また自転車ではヒールのかぱかぱが起きません。私は夏場のサイクリングシューズに使おうと思います。
原付とかオートバイとかにも良さげです。ドライビングシューズには靴底がやや肉厚でしょう。
このようにヒールの機能を最初から度外視すれば、適切な使い方を絞り込めます。
このスポルディング JIN3620は普通のシューズではない。その点、amazonの商品ページのタイトルの『ウォ-キングシューズ』はトラップですね。
インソールはハイアーチ
ヒール以外のパーツは並みです。そもそも定価が4000円、実売が2200円です。この価格の履き物に高級素材や最新テクノロジーは盛り込まれません。

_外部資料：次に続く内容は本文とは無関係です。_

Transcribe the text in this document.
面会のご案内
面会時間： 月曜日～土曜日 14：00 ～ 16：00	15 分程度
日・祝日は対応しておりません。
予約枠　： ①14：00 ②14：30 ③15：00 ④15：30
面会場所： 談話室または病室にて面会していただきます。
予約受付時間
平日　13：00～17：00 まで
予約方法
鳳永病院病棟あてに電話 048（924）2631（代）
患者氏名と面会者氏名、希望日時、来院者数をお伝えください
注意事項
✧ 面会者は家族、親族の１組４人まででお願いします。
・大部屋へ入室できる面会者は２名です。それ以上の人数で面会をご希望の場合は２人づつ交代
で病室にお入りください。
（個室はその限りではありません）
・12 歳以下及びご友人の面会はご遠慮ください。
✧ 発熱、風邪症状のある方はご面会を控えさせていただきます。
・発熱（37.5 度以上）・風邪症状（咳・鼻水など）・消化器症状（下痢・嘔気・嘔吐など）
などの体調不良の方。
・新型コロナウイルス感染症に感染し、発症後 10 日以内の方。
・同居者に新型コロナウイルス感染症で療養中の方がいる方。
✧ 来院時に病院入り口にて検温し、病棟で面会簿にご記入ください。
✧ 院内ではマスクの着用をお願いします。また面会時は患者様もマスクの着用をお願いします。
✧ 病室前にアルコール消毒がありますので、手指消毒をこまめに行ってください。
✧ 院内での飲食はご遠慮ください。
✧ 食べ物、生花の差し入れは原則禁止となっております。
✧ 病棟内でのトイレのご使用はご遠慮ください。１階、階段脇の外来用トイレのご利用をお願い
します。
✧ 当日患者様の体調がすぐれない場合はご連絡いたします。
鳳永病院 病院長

インソールは平凡な安っぽいウレタン製です。アーチ部分はけっこう高め。
履き心地は普通です。と、それ以前にアッパーがぐにゃぐにゃでがばがばですから、こういう形状の工夫はほとんど無意味です。
インソールを抜いて使っても違和感を感じないし、まず歩きや走りには使えない。
サンダル風のフラットなアウトソール
アウトソールは接地感や衝撃吸収に影響します。スポーツシューズの性能には重要な部位です。
が、このスポルディングのシューズはスポーツシューズもどきです。アウトソールは重要ではありません。
形状はフラットなサンダル風です。
接地感は「たったった」という感じです。ドライなアスファルト以外ではグリップはありません。雨の日の構内やマンホールはスケート場になります。
スリッパなので軽量
このシューズのアッパーは全体的にふにゃふにゃです。芯材や補強材が全くありません。ほぼヒール付きの布スリッパです。
この芯のなさは重量に好影響を及ぼします。26.5cm、4Eの片足重量が226gです。
同サイズ、同ワイズの標準的なランニングシューズの重量が250g前後ですから、このスポルディングJIN3620は軽い部類に入ります。
まあ、実態がシューズ風のスリッパですから。
アウトソールのゴム部分の少なさも軽さの秘訣です。耐久度はそれなりでしょうが、再三の指摘のように散歩以上のシーンは想定外です。
スポルディング JIN3620 幅広シューズのまとめ
このシューズはアメリカのバスケットボールのSPALDINGの輸入品でなく、販売元のアキレスの企画品です。
見た目はスニーカーやウォーキングシューズに見えますが、実態はヒールとソール付きのスリッパです。ルーズな履き心地がそれを裏書きします。
- 価格:5
- ブランド:3
- デザイン:3
- 性能:2
- 機能:4
- 幅広甲高:5
- トータル:4 ※用途を絞るなら
ランニングやウォーキング用に買うと確実に失敗します。これはスポーツシューズではありません。
逆に用途を限定すると、軽さとルーズさを活かせます。突っかけと考えましょう。